Nintendo's announcement of the Wii Vitality Sensor was one of the most mystifying product announcements at the show. We asked for more information.

Nintendo's president, Satoru Iwata unveiled the Wii Vitality Sensor at E3 and has since explained in interviews that the Wii add-on will use light to measure bloodflow and therefore certain bio-rhythms for people who use it.

But this product's still a head-scratcher, and Nintendo did curious onlookers no help by not showing any software using the device. By contrast, Nintendo unveiled the Balance Board at E3 2007 with a live demonstration of Wii Fit.

So, we asked Nintendo of America president Reggie Fils-Aime at E3, what's the Vitality Sensor all about and why unveil it this way?
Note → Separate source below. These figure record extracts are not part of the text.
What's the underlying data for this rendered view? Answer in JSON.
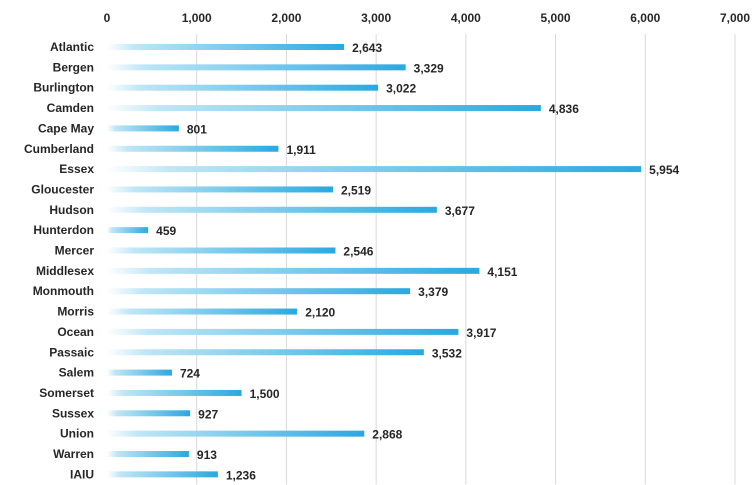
{
  "chart_data": {
    "type": "bar",
    "orientation": "horizontal",
    "title": "",
    "xlabel": "",
    "ylabel": "",
    "categories": [
      "Atlantic",
      "Bergen",
      "Burlington",
      "Camden",
      "Cape May",
      "Cumberland",
      "Essex",
      "Gloucester",
      "Hudson",
      "Hunterdon",
      "Mercer",
      "Middlesex",
      "Monmouth",
      "Morris",
      "Ocean",
      "Passaic",
      "Salem",
      "Somerset",
      "Sussex",
      "Union",
      "Warren",
      "IAIU"
    ],
    "values": [
      2643,
      3329,
      3022,
      4836,
      801,
      1911,
      5954,
      2519,
      3677,
      459,
      2546,
      4151,
      3379,
      2120,
      3917,
      3532,
      724,
      1500,
      927,
      2868,
      913,
      1236
    ],
    "value_labels": [
      "2,643",
      "3,329",
      "3,022",
      "4,836",
      "801",
      "1,911",
      "5,954",
      "2,519",
      "3,677",
      "459",
      "2,546",
      "4,151",
      "3,379",
      "2,120",
      "3,917",
      "3,532",
      "724",
      "1,500",
      "927",
      "2,868",
      "913",
      "1,236"
    ],
    "xlim": [
      0,
      7000
    ],
    "x_ticks": [
      0,
      1000,
      2000,
      3000,
      4000,
      5000,
      6000,
      7000
    ],
    "x_tick_labels": [
      "0",
      "1,000",
      "2,000",
      "3,000",
      "4,000",
      "5,000",
      "6,000",
      "7,000"
    ],
    "x_axis_position": "top",
    "grid": true,
    "legend": "none",
    "colors": {
      "bar_start": "#ffffff",
      "bar_end": "#29a9e0",
      "grid": "#d9d9d9",
      "text": "#262626"
    }
  }
}
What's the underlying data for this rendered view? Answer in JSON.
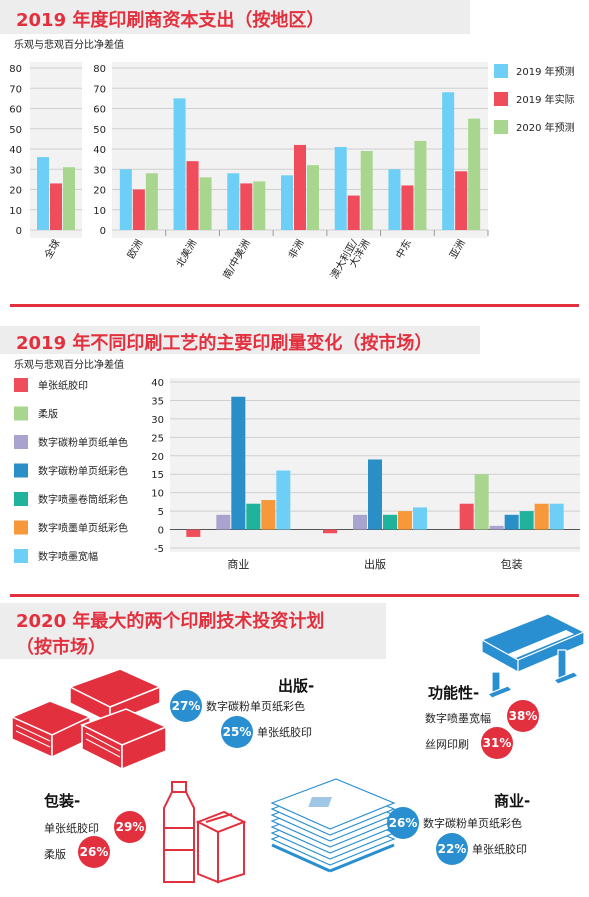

"We've been very clear that our objective is getting more and more consumers into this gaming industry we love," he said. "In our view, as we grow the consumer base, it will drive a vibrant, healthy industry. We've been able to get a certain number of consumers with Brain Age. We've been able to get more with Wii Fit. We're constantly thinking about what's the next innovation that will drive the consumer who, today, is still saying, 'I want nothing to do with video games,' to get into this industry and have a great experience. In our view, the Vitality Sensor and the software that will accompany it is a step down that path."

Fils-Aime said there are "some unique elements" not yet revealed about the sensor, details that may be revealed early this year. If not, then next year will hold the key. "The product is something we're anticipating to launch some time in 2010," he said.

Confusing as the Wii Vitality Sensor may be, Nintendo's ability to turn head-scratching into head-nodding with the Wii remote and the Balance Board suggests that this next Wii peripheral may still be worthy of the benefit of our doubts.